Other projects he outlined were Turning Point which aimed to divert first time offenders from committing crime and a project aimed at targeting repeat offenders. He said targeting hotspots did not appear to displace crime to other areas, as many might suspect.
Charles Young, founder of the London Anti-Crime Education Service, spoke about his own experiences of being in prison and his education project aimed at deterring young people from being career criminals. “I was never told I could be anything other than a criminal,” he said.
John Podmore said that the problem with prisons was not keeping people in prison, but what happened when they came to be released.
That included helping them with jobs, stable relationships and somewhere to live. “Not a lot of resources are spent on this,” he said. “Very little is done to promote family relationships, for instance; quite the opposite.”
Finding jobs was difficult. Many prisoners were in prisons far from their home and had no access to the Internet to search for jobs before their release. Moreover, many prisoners were released into hostels which were worse than prisons.
Half the prison population was about to be released at any one time and they were unlikely to want to escape, said Podmore, yet most were kept in secure accommodation. Resources could better be spent on more open prisons or resettlement prisons.
The RSA's Transitions project with which he works was looking at what could make the transition from prison to freedom easier.
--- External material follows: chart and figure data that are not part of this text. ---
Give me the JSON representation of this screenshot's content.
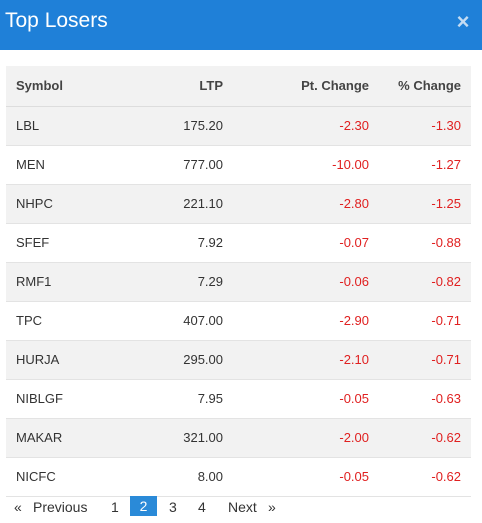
{
  "modal": {
    "title": "Top Losers",
    "close_icon": "×"
  },
  "table": {
    "headers": {
      "symbol": "Symbol",
      "ltp": "LTP",
      "pt_change": "Pt. Change",
      "pct_change": "% Change"
    },
    "rows": [
      {
        "symbol": "LBL",
        "ltp": "175.20",
        "pt_change": "-2.30",
        "pct_change": "-1.30"
      },
      {
        "symbol": "MEN",
        "ltp": "777.00",
        "pt_change": "-10.00",
        "pct_change": "-1.27"
      },
      {
        "symbol": "NHPC",
        "ltp": "221.10",
        "pt_change": "-2.80",
        "pct_change": "-1.25"
      },
      {
        "symbol": "SFEF",
        "ltp": "7.92",
        "pt_change": "-0.07",
        "pct_change": "-0.88"
      },
      {
        "symbol": "RMF1",
        "ltp": "7.29",
        "pt_change": "-0.06",
        "pct_change": "-0.82"
      },
      {
        "symbol": "TPC",
        "ltp": "407.00",
        "pt_change": "-2.90",
        "pct_change": "-0.71"
      },
      {
        "symbol": "HURJA",
        "ltp": "295.00",
        "pt_change": "-2.10",
        "pct_change": "-0.71"
      },
      {
        "symbol": "NIBLGF",
        "ltp": "7.95",
        "pt_change": "-0.05",
        "pct_change": "-0.63"
      },
      {
        "symbol": "MAKAR",
        "ltp": "321.00",
        "pt_change": "-2.00",
        "pct_change": "-0.62"
      },
      {
        "symbol": "NICFC",
        "ltp": "8.00",
        "pt_change": "-0.05",
        "pct_change": "-0.62"
      }
    ]
  },
  "pagination": {
    "first_arrow": "«",
    "previous": "Previous",
    "pages": [
      "1",
      "2",
      "3",
      "4"
    ],
    "active_page": "2",
    "next": "Next",
    "last_arrow": "»"
  },
  "colors": {
    "header_bg": "#1f80d8",
    "negative": "#e02020",
    "active_page_bg": "#2a8ad8"
  }
}
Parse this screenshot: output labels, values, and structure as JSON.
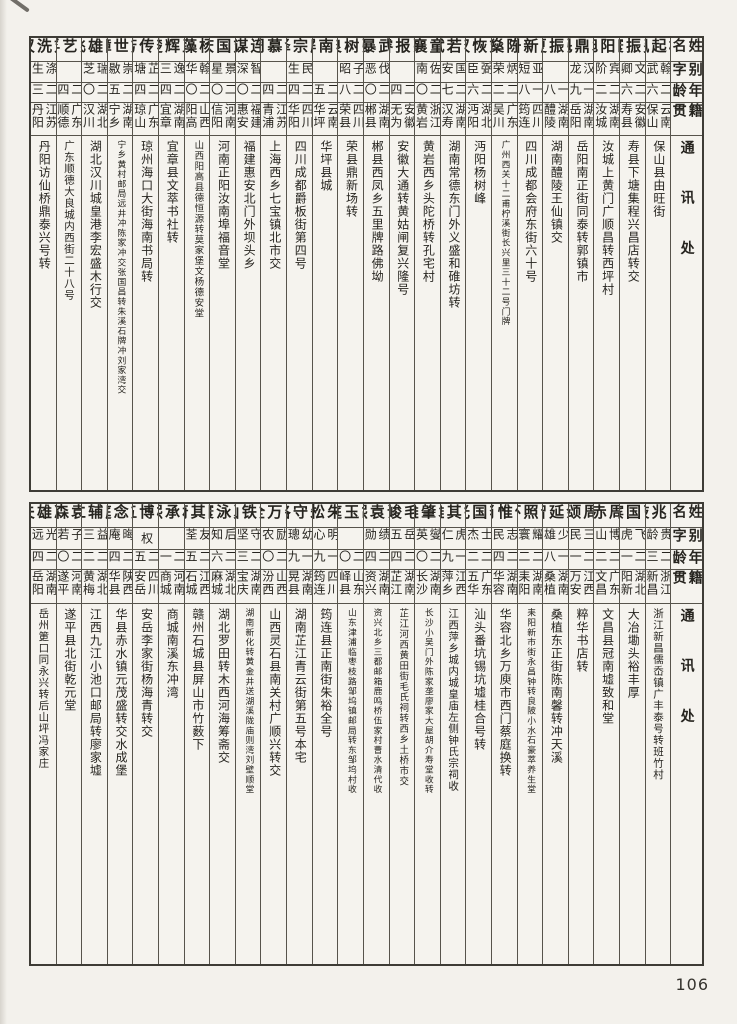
{
  "page": {
    "number": "106"
  },
  "headers": {
    "name": "姓名",
    "courtesy": "别字",
    "age": "年龄",
    "origin": "籍贯",
    "address": "通讯处"
  },
  "tables": [
    {
      "entries": [
        {
          "name": "杨起凤",
          "courtesy": "翰武",
          "age": "二六",
          "origin": "云南保山",
          "address": "保山县由旺街"
        },
        {
          "name": "费振寰",
          "courtesy": "文卿",
          "age": "二六",
          "origin": "安徽寿县",
          "address": "寿县下塘集程兴昌店转交"
        },
        {
          "name": "欧阳旭",
          "courtesy": "宾阶",
          "age": "二二",
          "origin": "湖南汝城",
          "address": "汝城上黄门广顺昌转西坪村"
        },
        {
          "name": "袁鼎魁",
          "courtesy": "汉龙",
          "age": "一九",
          "origin": "湖南岳阳",
          "address": "岳阳南正街同泰转郭镇市"
        },
        {
          "name": "张振夏",
          "courtesy": "",
          "age": "一八",
          "origin": "湖南醴陵",
          "address": "湖南醴陵王仙镇交"
        },
        {
          "name": "廖新枡",
          "courtesy": "亚短",
          "age": "一八",
          "origin": "四川筠连",
          "address": "四川成都会府东街六十号"
        },
        {
          "name": "陈燊",
          "courtesy": "炳荣",
          "age": "二二",
          "origin": "广东吴川",
          "address": "广州西关十二甫柠溪街长兴里三十二号门牌"
        },
        {
          "name": "刘恢汉",
          "courtesy": "弼臣",
          "age": "二六",
          "origin": "湖北沔阳",
          "address": "沔阳杨树峰"
        },
        {
          "name": "李若斌",
          "courtesy": "国安",
          "age": "二七",
          "origin": "湖南汉寿",
          "address": "湖南常德东门外义盛和碓坊转"
        },
        {
          "name": "童襄",
          "courtesy": "佐南",
          "age": "二〇",
          "origin": "浙江黄岩",
          "address": "黄岩西乡头陀桥转孔宅村"
        },
        {
          "name": "张报睿",
          "courtesy": "",
          "age": "二四",
          "origin": "安徽无为",
          "address": "安徽大通转黄姑闸复兴隆号"
        },
        {
          "name": "武暴",
          "courtesy": "伐恶",
          "age": "二〇",
          "origin": "湖南郴县",
          "address": "郴县西凤乡五里牌路佛坳"
        },
        {
          "name": "张树良",
          "courtesy": "子昭",
          "age": "二八",
          "origin": "四川荣县",
          "address": "荣县鼎新场转"
        },
        {
          "name": "李南屏",
          "courtesy": "",
          "age": "二五",
          "origin": "云南华坪",
          "address": "华坪县城"
        },
        {
          "name": "廖宗泽",
          "courtesy": "民生",
          "age": "二四",
          "origin": "四川华阳",
          "address": "四川成都爵板街第四号"
        },
        {
          "name": "俞慕周",
          "courtesy": "",
          "age": "二四",
          "origin": "江苏青浦",
          "address": "上海西乡七宝镇北市交"
        },
        {
          "name": "连谋",
          "courtesy": "智深",
          "age": "二〇",
          "origin": "福建惠安",
          "address": "福建惠安北门外坝头乡"
        },
        {
          "name": "刘国庆",
          "courtesy": "景星",
          "age": "二〇",
          "origin": "河南信阳",
          "address": "河南正阳汝南埠福音堂"
        },
        {
          "name": "杨藻",
          "courtesy": "翰华",
          "age": "二〇",
          "origin": "山西阳高",
          "address": "山西阳高县德恒源转莫家堡文杨德安堂"
        },
        {
          "name": "王辉楚",
          "courtesy": "逸三",
          "age": "二四",
          "origin": "湖南宜章",
          "address": "宜章县文萃书社转"
        },
        {
          "name": "李传芳",
          "courtesy": "芷塘",
          "age": "二四",
          "origin": "广东琼山",
          "address": "琼州海口大街海南书局转"
        },
        {
          "name": "刘世璋",
          "courtesy": "崇敭",
          "age": "二五",
          "origin": "湖南宁乡",
          "address": "宁乡黄村邮局远井冲陈家冲交张国昌转朱溪石牌冲刘家湾交"
        },
        {
          "name": "陈雄飞",
          "courtesy": "瑞芝",
          "age": "二〇",
          "origin": "湖北汉川",
          "address": "湖北汉川城皇港李宏盛木行交"
        },
        {
          "name": "罗艺孚",
          "courtesy": "",
          "age": "二四",
          "origin": "广东顺德",
          "address": "广东顺德大良城内西街二十八号"
        },
        {
          "name": "刘洗汉",
          "courtesy": "涤生",
          "age": "二三",
          "origin": "江苏丹阳",
          "address": "丹阳访仙桥鼎泰兴号转"
        }
      ]
    },
    {
      "entries": [
        {
          "name": "张兆歧",
          "courtesy": "贵龄",
          "age": "二三",
          "origin": "浙江新昌",
          "address": "浙江新昌儒岙镇广丰泰号转班竹村"
        },
        {
          "name": "曹国瑸",
          "courtesy": "飞虎",
          "age": "二一",
          "origin": "湖北阳新",
          "address": "大冶墈头裕丰厚"
        },
        {
          "name": "周赤",
          "courtesy": "博山",
          "age": "二二",
          "origin": "广东文昌",
          "address": "文昌县冠南墟致和堂"
        },
        {
          "name": "周颂",
          "courtesy": "三民",
          "age": "二一",
          "origin": "江西万安",
          "address": "粹华书店转"
        },
        {
          "name": "余延智",
          "courtesy": "少雄",
          "age": "一八",
          "origin": "湖南桑植",
          "address": "桑植东正街陈南馨转冲天溪"
        },
        {
          "name": "谢照环",
          "courtesy": "耀寰",
          "age": "二二",
          "origin": "湖南耒阳",
          "address": "耒阳新市街永昌钟转良陂小水石豪萃养生堂"
        },
        {
          "name": "傅惟肖",
          "courtesy": "志民",
          "age": "二四",
          "origin": "湖南华容",
          "address": "华容北乡万庾市西门蔡庭换转"
        },
        {
          "name": "李国光",
          "courtesy": "士杰",
          "age": "二二",
          "origin": "广东五华",
          "address": "汕头番坑锡坑墟桂合号转"
        },
        {
          "name": "钟其雄",
          "courtesy": "虎仁",
          "age": "一九",
          "origin": "江西萍乡",
          "address": "江西萍乡城内城皇庙左侧钟氏宗祠收"
        },
        {
          "name": "袁肇雄",
          "courtesy": "燮英",
          "age": "二〇",
          "origin": "湖南长沙",
          "address": "长沙小吴门外陈家垄廖家大屋胡介寿堂收转"
        },
        {
          "name": "毛峻",
          "courtesy": "岳五",
          "age": "二四",
          "origin": "湖南芷江",
          "address": "芷江河西黄田街毛氏祠转西乡土桥市交"
        },
        {
          "name": "谢袁熙",
          "courtesy": "绩勋",
          "age": "二四",
          "origin": "湖南资兴",
          "address": "资兴北乡三都邮箱鹿鸣桥伍家村曹水清代收"
        },
        {
          "name": "胡玉庭",
          "courtesy": "",
          "age": "二〇",
          "origin": "山东峄县",
          "address": "山东津浦临枣枝路邹坞镇邮局转东邹坞村收"
        },
        {
          "name": "朱松",
          "courtesy": "明心",
          "age": "一九",
          "origin": "四川筠连",
          "address": "筠连县正南街朱裕全号"
        },
        {
          "name": "朱守恪",
          "courtesy": "幼璁",
          "age": "一九",
          "origin": "湖南晃县",
          "address": "湖南芷江青云街第五号本宅"
        },
        {
          "name": "牛万全",
          "courtesy": "励农",
          "age": "二〇",
          "origin": "山西汾西",
          "address": "山西灵石县南关村广顺兴转交"
        },
        {
          "name": "刘铁山",
          "courtesy": "守坚",
          "age": "二三",
          "origin": "湖南宝庆",
          "address": "湖南新化转黄金井送湖溪陇庙则湾刘壁顺堂"
        },
        {
          "name": "夏泳寰",
          "courtesy": "后知",
          "age": "二六",
          "origin": "湖北麻城",
          "address": "湖北罗田转木西河海筹斋交"
        },
        {
          "name": "陈其蔚",
          "courtesy": "友荃",
          "age": "二五",
          "origin": "江西石城",
          "address": "赣州石城县屏山市竹薮下"
        },
        {
          "name": "林承熙",
          "courtesy": "",
          "age": "二一",
          "origin": "河南商城",
          "address": "商城南溪东冲湾"
        },
        {
          "name": "杨博五",
          "courtesy": "权",
          "age": "二五",
          "origin": "四川安岳",
          "address": "安岳李家街杨海青转交"
        },
        {
          "name": "刘念庭",
          "courtesy": "晦庵",
          "age": "二四",
          "origin": "陕西华县",
          "address": "华县赤水镇元茂盛转交水成堡"
        },
        {
          "name": "廖辅仁",
          "courtesy": "益三",
          "age": "二二",
          "origin": "湖北黄梅",
          "address": "江西九江小池口邮局转廖家墟"
        },
        {
          "name": "袁森",
          "courtesy": "子若",
          "age": "二〇",
          "origin": "河南遂平",
          "address": "遂平县北街乾元堂"
        },
        {
          "name": "冯雄夫",
          "courtesy": "光远",
          "age": "二四",
          "origin": "湖南岳阳",
          "address": "岳州筻口同永兴转后山坪冯家庄"
        }
      ]
    }
  ]
}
The process at the moment could be fairly traumatic with high drug overdose figures and suicide rates equivalent to those of psychiatric prisons, said Podmore.
He added that there was a lot of incorrect information about prisons because the wrong things were being measured or were being measured in the wrong way. For instance, prisons' records on escapes looked very good until you realised that most prisoners escape while they are being transferred between prisons or to court.
These escapes are, however, not counted in the prison escape figures because the prisoners are then considered to be in the custody of the private firms like Group Four Security who are escorting them.
“As far as the prison service is concerned it was not them who lost the prisoners,” he said.
He revealed that when he was appointed governor of Brixton Prison only 2% of prisoners were apparently using drugs. Six months later he decided this could not be true and he reviewed the process by which testing was being carried out. The figures consequently rose massively, Podmore quipping that he then ran the risk of being fired for presiding over a huge increase in the number of drug users at his prison.